Thierno Bocoum est dans tous ses états. Dans une déclaration adressée à la presse, le président de la Commission de comptabilité et de contrôle de l’Assemblée nationale affirme que sa commission «n’a pas pu exercer sa mission de contrôle, de comptabilité et de gestion des crédits inscrits au budget de l’Assemblée nationale». Le député membre de Rewmi, qui parle de «posture illégale et incompréhensible», dit s’être résolu à alerter la presse après plusieurs correspondances infructueuses.

Il estime ainsi qu’il est de «sa responsabilité d’informer l’opinion nationale sur la situation de la trésorerie à l’Assemblée nationale et sur le refus catégorique (Ndlr : du premier et deuxième questeurs, Daouda Dia et Awa Niang) de se soumettre aux règles minimales de transparence dans la gestion des deniers publics, conformément aux dispositions de la loi».

M. Bocoum explique que le budget de l’institution, arrêté par la Loi de finances initiale 2013, à la somme de 16 milliards 550 millions 783 mille 580 FCfa dont 7 milliards 857 millions 863 mille 800 FCfa sont destinés aux dépenses de personnel et 7 milliards 108 millions 345 mille aux dépenses de fonctionnement «a été géré sans aucune forme de contrôle ni interne ni externe».

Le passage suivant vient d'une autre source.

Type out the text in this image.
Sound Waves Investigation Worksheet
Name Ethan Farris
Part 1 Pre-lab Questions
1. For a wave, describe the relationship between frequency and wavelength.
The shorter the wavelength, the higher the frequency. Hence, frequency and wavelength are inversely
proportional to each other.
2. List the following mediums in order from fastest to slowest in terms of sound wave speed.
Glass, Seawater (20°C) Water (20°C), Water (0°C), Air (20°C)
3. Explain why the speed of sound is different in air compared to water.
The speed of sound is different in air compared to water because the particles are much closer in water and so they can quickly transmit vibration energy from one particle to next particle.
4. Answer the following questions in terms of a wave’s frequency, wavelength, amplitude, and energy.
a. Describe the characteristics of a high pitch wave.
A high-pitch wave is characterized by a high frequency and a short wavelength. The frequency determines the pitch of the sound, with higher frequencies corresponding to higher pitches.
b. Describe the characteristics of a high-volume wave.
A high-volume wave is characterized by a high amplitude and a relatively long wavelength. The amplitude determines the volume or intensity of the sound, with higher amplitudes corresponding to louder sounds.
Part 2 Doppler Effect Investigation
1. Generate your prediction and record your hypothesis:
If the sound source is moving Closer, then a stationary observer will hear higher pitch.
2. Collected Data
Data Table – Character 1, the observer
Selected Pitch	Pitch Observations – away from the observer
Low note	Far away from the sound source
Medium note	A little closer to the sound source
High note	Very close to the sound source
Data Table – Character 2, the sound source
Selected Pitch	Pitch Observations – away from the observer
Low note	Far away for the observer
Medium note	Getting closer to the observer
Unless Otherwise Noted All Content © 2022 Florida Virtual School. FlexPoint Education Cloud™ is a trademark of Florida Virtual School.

Thierno Bocoum rappelle que selon les dispositions de l’article 31 du Règlement intérieur de l’Assemblée nationale, «la Commission de comptabilité et de contrôle est chargée du contrôle, de la comptabilité et de la gestion des crédits inscrits au budget de l’Assemblée nationale».

A cet effet, souligne-t-il, «un rapport écrit portant notamment sur l’état des crédits et la situation des dépenses engagées doit lui être fourni par les questeurs à la fin de chaque trimestre. La Commission est habilitée à prendre connaissance des documents comptables correspondants». Seulement, relève-t-il, «cette obligation n’a pas été respectée par les questeurs au premier trimestre de la session ordinaire de l’année».

Et devant le «mutisme» des argentiers de l’Assemblée nationale, le Président de la Commission dit avoir saisi par écrit le 1er questeur pour lui rappeler les dispositions du Règlement intérieur avec ampliation au Président de l’Assemblée nationale qui est ordonnateur du budget. «La lettre en date du 8 janvier 2013, rédigée aux fins de permettre à la Commission de comptabilité et de contrôle d’exercer son travail conformément aux dispositions de la loi, n’a reçu aucune réponse ni du questeur ni du Président de l’Assemblée nationale», se désole M. Bocoum.